Imagine um médico que presta serviços para uma clínica, por meio de uma pessoa jurídica, ou um alto executivo que faz o mesmo para uma grande empresa. Imagine, então, o preparador físico da equipe do Vanderlei Luxemburgo. 

Difícil imaginar que esses trabalhadores não têm liberdade ou autonomia para discutir os termos de seus contratos de trabalho. Tanto têm que são chamados de empregados ou trabalhadores hipersuficientes. Este será, sem dúvida, o segundo tema levado ao Tribunal na ação envolvendo o prepararador físico Antônio Mello e o Cruzeiro.

Desenvolvida pela doutrina trabalhista, essa noção de hipersuficiência foi incorporada à CLT, após a chamada reforma trabalhista de 2017. O artigo 444 da Lei prevê maior eficácia aos ajustes contratuais realizados por empregados portadores de diploma de nível superior e que recebam salário mensal igual ou superior a duas vezes o limite máximo do teto da previdência, o que hoje corresponde a cerca de 14 mil reais.

Cuidou, portanto, o legislador de trazer um critério objetivo para se reconhecer um maior grau de autonomia para certos empregados negociarem seus contratos. Há, então, uma contraposição à clássica ideia de hipossuficiência do empregado na relação trabalhista. E a idéia de hipersuficiencia pode ser utilizada, também, para situações em que se discute o vínculo de emprego. Enquadra-se aí, a pejotização.

Em decisão recente proferida na reclamação 47843, a primeira turma do STF, por maioria, julgou lícita a contratação de médicos como pessoas jurídicas por um hospital da Bahia. Nos votos vencedores foram citados precedentes da corte sobre terceirização (ADPF 324 eTema 725) e  a questão da ausência de hipossuficiência de alguns profissionais. 

O Ministro Luís Roberto Barroso, por exemplo, destacou a necessidade de um tratamento diverso para os trabalhadores que não são hipossuficientes. Segundo ele, não são só médicos, hoje em dia, que não são hipossuficientes, que fazem uma escolha esclarecida por esse modelo de contratação. Professores, artistas, locutores são frequentemente contratados assim, e não são hipossuficientes. São opções permitidas pela legislação.

Diante da posição adotada pela corte suprema do país, tudo indica que a aplicação do conceito de trabalhador hipersuficiente pode se consolidar em nossa jurisprudência. Por outro lado, não parece ser adequada a adoção de um critério objetivo para sua aferição, como consta hoje na CLT.
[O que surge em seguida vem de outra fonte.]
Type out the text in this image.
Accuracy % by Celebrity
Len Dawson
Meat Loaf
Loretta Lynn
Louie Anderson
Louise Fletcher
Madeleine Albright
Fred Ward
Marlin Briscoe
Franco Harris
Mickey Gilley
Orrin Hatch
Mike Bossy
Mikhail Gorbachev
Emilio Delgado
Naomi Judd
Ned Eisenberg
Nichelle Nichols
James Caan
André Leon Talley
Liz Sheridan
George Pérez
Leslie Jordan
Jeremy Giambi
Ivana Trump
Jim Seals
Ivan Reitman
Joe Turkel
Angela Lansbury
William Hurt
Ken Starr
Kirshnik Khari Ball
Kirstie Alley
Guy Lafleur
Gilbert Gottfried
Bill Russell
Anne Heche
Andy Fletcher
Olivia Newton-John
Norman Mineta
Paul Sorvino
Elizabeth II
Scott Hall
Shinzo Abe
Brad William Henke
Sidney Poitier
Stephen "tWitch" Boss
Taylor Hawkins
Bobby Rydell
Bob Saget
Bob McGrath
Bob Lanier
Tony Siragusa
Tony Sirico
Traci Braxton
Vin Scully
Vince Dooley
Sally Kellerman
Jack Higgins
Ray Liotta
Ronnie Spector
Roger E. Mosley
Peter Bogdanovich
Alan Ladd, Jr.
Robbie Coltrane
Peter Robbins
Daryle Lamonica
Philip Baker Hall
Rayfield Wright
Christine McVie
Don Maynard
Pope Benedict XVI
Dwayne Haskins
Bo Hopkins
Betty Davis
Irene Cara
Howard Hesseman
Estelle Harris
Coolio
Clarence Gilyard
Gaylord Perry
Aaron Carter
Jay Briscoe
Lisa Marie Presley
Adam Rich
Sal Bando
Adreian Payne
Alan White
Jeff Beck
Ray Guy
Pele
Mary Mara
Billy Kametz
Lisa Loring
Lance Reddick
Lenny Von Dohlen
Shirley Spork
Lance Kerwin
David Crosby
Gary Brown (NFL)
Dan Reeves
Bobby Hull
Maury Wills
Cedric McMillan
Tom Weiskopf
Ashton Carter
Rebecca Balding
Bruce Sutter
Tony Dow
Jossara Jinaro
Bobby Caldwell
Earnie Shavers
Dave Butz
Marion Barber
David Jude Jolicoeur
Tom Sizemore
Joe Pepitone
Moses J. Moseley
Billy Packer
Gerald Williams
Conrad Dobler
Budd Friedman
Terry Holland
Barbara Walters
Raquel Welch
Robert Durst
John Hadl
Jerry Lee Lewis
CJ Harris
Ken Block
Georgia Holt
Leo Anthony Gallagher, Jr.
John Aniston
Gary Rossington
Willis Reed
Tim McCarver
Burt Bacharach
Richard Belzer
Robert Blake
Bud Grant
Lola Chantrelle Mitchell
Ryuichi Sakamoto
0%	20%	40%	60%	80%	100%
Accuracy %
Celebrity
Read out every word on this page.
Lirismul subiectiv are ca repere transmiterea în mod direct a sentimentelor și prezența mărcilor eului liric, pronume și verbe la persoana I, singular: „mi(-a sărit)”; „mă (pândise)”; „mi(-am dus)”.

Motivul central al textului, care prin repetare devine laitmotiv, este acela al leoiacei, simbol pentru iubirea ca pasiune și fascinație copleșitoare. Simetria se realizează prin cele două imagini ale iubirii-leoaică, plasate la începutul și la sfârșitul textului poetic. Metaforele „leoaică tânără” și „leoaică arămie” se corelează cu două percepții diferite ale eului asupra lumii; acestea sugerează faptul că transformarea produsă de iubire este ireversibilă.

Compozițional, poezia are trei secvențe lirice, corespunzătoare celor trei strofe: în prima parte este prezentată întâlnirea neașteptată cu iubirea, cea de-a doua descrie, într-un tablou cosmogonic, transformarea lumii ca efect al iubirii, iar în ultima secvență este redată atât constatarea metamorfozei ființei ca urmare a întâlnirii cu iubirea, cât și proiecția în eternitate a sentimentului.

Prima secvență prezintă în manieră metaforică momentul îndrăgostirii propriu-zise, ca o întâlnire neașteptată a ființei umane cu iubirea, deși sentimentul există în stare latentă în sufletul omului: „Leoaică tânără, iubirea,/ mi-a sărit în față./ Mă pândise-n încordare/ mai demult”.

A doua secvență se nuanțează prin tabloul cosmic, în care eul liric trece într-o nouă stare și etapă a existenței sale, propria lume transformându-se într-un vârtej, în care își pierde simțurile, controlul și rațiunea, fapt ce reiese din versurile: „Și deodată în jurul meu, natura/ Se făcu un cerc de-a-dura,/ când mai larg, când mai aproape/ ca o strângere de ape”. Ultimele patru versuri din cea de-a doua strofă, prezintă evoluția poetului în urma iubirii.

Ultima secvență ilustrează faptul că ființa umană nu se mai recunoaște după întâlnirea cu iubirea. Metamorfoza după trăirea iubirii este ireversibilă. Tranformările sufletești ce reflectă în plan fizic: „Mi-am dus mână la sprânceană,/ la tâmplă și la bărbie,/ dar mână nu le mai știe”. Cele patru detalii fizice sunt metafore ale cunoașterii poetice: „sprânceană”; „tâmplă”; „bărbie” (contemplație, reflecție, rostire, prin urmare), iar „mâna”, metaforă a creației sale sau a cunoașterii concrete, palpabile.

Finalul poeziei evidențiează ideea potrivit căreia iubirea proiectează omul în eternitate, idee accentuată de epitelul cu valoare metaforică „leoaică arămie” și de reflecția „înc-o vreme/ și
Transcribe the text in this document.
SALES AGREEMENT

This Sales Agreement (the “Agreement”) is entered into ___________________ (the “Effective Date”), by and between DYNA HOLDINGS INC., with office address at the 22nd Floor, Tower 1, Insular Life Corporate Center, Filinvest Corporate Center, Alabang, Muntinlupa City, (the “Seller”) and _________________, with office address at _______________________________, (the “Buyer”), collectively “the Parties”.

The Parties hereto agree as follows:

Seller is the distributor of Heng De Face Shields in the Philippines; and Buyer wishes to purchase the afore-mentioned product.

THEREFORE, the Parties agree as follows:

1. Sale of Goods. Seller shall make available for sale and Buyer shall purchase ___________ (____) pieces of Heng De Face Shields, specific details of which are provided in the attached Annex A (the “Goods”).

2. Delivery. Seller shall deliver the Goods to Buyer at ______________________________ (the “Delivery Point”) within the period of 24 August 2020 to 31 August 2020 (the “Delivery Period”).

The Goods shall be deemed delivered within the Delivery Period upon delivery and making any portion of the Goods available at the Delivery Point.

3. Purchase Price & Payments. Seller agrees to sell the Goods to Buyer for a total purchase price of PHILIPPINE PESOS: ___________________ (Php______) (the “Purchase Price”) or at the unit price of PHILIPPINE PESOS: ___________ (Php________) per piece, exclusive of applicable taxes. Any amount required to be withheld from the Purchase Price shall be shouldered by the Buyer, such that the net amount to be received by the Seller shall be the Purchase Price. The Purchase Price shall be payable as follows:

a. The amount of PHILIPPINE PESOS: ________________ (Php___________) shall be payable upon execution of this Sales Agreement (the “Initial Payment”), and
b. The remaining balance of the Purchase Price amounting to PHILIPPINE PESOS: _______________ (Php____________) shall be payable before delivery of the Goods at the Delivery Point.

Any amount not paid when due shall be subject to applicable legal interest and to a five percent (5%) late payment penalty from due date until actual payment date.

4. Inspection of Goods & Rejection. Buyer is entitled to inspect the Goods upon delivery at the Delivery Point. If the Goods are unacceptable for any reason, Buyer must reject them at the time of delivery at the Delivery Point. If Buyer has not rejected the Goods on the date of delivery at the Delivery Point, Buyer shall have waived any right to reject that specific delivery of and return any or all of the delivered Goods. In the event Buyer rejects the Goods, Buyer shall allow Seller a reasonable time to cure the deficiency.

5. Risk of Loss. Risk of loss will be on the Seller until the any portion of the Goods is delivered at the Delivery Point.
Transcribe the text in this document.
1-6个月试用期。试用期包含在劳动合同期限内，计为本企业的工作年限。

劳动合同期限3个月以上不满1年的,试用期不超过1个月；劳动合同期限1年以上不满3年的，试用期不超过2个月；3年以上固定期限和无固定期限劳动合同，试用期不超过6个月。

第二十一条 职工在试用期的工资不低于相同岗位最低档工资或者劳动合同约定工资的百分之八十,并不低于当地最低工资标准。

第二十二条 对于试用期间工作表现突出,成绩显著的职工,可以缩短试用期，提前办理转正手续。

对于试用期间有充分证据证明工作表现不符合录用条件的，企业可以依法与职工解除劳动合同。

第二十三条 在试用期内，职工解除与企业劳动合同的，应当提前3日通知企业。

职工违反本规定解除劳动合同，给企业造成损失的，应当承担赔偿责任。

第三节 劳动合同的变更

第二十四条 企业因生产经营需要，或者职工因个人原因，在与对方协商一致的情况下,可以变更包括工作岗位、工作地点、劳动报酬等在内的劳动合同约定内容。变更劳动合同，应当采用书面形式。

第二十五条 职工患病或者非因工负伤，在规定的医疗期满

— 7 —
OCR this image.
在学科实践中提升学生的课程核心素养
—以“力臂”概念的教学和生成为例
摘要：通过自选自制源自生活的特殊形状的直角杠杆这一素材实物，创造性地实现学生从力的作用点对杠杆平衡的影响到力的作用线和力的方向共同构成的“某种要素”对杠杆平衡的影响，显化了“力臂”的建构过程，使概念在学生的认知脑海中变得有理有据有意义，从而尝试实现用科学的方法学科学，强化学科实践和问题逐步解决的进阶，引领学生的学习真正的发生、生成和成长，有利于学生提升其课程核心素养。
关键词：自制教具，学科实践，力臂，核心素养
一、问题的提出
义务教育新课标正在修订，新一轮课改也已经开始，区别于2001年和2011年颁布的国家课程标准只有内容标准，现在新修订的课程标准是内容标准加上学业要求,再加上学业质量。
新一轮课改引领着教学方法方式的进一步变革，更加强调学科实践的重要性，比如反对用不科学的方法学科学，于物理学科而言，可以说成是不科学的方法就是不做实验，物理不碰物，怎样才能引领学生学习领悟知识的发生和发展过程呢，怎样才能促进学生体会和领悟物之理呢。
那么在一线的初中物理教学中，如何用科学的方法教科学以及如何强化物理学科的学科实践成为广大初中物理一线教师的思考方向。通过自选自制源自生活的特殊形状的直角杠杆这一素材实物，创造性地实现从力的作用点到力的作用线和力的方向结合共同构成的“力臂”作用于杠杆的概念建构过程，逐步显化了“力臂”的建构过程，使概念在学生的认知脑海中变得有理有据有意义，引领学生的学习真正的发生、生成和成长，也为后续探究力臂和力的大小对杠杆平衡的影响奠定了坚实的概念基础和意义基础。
Uma decisão em outro caso envolvendo também o Cruzeiro mostra isso bem. John Lennon, jogador com rápida passagem pelo clube, ao ser demitido, assinou um termo de acordo para receber suas verbas rescisórias de forma parcelada. No ajuste feito, concordou que, se houvesse atraso no pagamento das parcelas, ele não cobraria a multa prevista em lei. 

Após o Cruzeiro atrasar o pagamento, o atleta ingressou com uma ação e requereu a multa. Seu pedido foi indeferido tanto pelo juiz de primeira instância quanto pelo Tribunal Regional do Trabalho. Ao julgar o recurso interposto pelo jogador, a desembargadora Gisele de Cássia Vieira Dias Macedo entendeu que ele era hipersuficiente para compreender os detalhes da negociação, mesmo que não tivesse diploma superior (processo 0010636-07.2019.5.03.0113). 

Pensemos, também, na situação inversa. O reconhecimento da hipossuficiência de um trabalhador diplomado e a declaração de nulidade de determinada cláusula do contrato de trabalho (ou de sua contratação por  meio de uma PJ). Seria, plenamente, possível.

Enfim, como se costuma dizer nas aulas do curso de Direito, tudo dependerá da análise do caso concreto.

E não podemos deixar de destacar essa vitória do Cruzeiro na justiça do trabalho que, diferentemente do que vem ocorrendo em campo, ainda é coisa rara.  

O autor desta coluna é Advogado, Especialista e Mestre em Direito Empresarial. É, também, sócio fundador do escritório Ribeiro Rodrigues Advocacia.